The laughter of our old times echoes in my mind in blurry silver rays and slide slowly down my cheeks every now and then...a whelming emptiness surround me. The people still talk and cheer, your green little plants mumble things for me, and the old Mr. Purrs keep me company, but days are bleak as if I am underwater, my ears ring. The world has grown cold... My love never leaves me to feel this coldness, she warmly embraces me. But what does her warmth feel like? What's her scent like? I will never know...

I will never know, until I see you again.

Again when we're fifteen, merry and silly. On one sunny day, happily smiling under the tree shades... fall in love again. Feel all these things again. My dream, one last spark to look forward to... soon, very soon... to be with you again.

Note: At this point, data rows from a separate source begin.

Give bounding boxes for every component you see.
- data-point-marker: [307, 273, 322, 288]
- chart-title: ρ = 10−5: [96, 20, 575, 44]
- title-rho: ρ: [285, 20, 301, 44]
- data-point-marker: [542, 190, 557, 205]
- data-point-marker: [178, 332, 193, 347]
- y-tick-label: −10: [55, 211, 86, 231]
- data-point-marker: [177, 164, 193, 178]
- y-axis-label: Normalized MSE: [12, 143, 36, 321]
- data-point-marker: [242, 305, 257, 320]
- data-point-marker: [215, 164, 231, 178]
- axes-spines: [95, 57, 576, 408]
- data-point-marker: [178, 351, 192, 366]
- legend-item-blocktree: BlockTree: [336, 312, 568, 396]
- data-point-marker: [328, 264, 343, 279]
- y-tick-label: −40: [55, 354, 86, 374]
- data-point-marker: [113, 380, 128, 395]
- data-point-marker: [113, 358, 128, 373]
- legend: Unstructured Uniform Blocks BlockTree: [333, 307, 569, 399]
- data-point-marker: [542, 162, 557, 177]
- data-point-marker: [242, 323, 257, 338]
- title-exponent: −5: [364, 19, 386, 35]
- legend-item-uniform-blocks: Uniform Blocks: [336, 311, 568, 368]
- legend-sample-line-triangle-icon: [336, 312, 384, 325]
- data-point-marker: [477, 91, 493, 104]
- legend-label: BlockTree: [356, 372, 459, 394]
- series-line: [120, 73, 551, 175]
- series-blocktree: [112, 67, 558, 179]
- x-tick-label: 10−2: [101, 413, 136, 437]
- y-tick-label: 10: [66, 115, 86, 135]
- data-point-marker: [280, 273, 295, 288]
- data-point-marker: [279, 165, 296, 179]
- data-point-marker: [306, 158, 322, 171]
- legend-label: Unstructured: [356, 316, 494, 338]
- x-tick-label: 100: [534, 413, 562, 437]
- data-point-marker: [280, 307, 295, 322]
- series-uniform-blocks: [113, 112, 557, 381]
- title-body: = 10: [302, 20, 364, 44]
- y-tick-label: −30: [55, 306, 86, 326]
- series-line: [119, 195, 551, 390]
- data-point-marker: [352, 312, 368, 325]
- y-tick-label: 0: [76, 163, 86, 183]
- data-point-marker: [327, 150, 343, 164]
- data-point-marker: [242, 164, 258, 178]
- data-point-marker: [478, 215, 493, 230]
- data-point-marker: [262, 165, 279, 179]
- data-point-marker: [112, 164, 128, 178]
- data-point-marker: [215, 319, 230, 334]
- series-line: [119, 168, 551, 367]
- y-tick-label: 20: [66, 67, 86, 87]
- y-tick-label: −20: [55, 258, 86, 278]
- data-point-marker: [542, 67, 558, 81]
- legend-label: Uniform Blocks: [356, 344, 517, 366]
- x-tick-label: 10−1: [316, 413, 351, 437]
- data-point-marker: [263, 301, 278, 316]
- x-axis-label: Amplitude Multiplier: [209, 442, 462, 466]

I never imagined a life without you, but one day it became my reality. Breathing has been pointless ever since. This colorless space gives me no reason, I no longer serve any purpose. What remains now is this deafening sorrow, my bones that creak, the pain of losing pieces of you over time, and this heavy hollowness in my heart. My love, this throbbing ache in my chest wouldn't go away. I could head to the doctors and get it treated, lengthen the misery that's my life. But I will not, as I do not want this. I find no pleasure in this living my love.

This cruel and tedious cycle of eternity needs to end.

And,

Under the green shades we need to meet.

Again, to walk hand in hand...

to our beautiful life.




__________________1st Feb 2024

Rusty af writing, where did my creativity go?